En avril 2018, une révolte contre le pouvoir explose dans les rues, et s’amplifie malgré la répression, les arrestations, les tirs à balles réelles contre les manifestants, ordonnés par Daniel Ortega et son épouse Rosario Murillo, vice-présidente à la main de fer. Une chape de plomb s’étend depuis lors sur un pays profondément mutilé et muselé par la terreur. Même les journalistes les plus opiniâtres, comme le sont les rédacteurs et les illustrateurs reconnus du média indépendant **Confidencial, ont été contraints d’émigrer pour se protéger. 
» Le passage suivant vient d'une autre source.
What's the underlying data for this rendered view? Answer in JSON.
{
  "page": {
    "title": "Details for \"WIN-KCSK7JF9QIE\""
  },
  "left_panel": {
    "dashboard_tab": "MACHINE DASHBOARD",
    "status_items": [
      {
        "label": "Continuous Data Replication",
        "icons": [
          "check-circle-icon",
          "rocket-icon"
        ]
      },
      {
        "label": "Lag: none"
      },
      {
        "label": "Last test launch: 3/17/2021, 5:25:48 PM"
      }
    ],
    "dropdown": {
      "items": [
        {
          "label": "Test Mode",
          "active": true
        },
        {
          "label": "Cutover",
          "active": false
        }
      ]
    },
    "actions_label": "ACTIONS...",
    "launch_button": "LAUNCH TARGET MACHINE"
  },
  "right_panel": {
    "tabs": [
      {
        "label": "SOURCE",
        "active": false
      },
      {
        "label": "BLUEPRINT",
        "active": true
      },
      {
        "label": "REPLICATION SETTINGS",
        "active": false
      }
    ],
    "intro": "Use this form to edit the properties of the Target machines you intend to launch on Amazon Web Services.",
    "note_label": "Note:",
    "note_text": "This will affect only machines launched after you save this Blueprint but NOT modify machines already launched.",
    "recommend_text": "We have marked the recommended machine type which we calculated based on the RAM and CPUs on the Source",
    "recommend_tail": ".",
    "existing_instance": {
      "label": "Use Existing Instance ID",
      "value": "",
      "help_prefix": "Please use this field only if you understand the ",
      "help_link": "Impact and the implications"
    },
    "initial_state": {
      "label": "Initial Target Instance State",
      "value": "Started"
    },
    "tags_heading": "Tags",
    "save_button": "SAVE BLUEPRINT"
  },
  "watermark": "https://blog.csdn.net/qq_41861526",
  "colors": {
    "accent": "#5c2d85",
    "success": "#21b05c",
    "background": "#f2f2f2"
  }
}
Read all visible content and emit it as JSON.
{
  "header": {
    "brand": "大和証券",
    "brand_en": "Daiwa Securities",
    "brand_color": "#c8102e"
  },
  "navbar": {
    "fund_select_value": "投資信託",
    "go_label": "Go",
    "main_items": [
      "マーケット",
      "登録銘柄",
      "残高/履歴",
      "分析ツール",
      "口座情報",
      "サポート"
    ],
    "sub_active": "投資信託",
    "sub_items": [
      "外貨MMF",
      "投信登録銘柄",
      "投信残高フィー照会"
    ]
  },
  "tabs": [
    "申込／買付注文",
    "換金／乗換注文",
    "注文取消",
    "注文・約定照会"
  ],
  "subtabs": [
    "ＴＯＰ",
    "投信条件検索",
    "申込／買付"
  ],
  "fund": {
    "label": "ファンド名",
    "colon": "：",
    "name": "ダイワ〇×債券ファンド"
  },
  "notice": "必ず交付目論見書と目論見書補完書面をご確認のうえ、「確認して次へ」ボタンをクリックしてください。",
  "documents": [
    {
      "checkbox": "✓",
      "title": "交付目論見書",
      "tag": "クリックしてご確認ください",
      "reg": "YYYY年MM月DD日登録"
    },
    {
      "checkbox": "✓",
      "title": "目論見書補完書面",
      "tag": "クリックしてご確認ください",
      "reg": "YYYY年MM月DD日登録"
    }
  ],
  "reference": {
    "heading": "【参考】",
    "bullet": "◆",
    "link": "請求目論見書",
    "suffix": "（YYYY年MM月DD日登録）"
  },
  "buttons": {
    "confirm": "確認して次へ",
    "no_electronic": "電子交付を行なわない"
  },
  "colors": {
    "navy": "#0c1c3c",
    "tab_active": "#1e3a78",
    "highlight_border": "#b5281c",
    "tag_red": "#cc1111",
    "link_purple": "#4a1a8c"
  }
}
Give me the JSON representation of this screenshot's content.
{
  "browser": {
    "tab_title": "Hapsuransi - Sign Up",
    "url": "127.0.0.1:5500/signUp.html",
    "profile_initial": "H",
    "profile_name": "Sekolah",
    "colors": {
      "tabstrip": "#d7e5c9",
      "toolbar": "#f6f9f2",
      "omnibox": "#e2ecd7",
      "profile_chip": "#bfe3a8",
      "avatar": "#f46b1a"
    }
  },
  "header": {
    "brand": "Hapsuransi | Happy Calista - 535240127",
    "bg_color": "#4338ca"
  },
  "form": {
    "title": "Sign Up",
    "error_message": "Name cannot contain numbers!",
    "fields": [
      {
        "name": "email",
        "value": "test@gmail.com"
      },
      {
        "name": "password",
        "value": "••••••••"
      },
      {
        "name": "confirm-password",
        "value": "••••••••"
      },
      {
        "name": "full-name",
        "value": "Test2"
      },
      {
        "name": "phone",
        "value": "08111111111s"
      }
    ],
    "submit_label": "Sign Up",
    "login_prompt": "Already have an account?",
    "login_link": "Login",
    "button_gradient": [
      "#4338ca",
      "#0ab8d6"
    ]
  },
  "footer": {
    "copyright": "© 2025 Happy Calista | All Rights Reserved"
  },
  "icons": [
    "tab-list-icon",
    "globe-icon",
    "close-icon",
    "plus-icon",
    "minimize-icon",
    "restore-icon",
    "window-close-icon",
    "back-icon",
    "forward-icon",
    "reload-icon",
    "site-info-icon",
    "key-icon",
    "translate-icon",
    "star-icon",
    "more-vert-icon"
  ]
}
Dans un passage du livre, un ecclésiastique, monseigneur Ortez, déclare lors d’un sermon : “Il y a deux Nicaragua : celui qui profite de la fameuse croissance, le Nicaragua des bacchanales sans fin, de la minorité égoïste, de la vieille oligarchie qui n’a foi qu’en l’argent, et le Nicaragua de la nouvelle classe fastueuse et arrogante, ces gens qui un jour se sont déclarés révolutionnaires et qui aujourd’hui, ne croient eux aussi qu’en l’argent. C’est l’argent qui réunit ces deux Nicaragua, c’est pourquoi ils pactisent.“ 

Si vous demandez à Sergio Ramírez, comme le fait la presse hispanophone, s’il ressent de l’amertume à avoir été un jour un proche de Daniel Ortega avant de rompre avec le régime en 1994, il vous répondra que non, que cette époque est révolue, digérée. En revanche, confie-t-il, jamais il n’eût imaginé qu’après la chute du dictateur Somoza, un autre dictateur allait lui succéder. Peut-être n’imaginait-il pas davantage qu’à près de 80 ans, il lui faudrait encore emporter son ordinateur loin de chez lui pour écrire.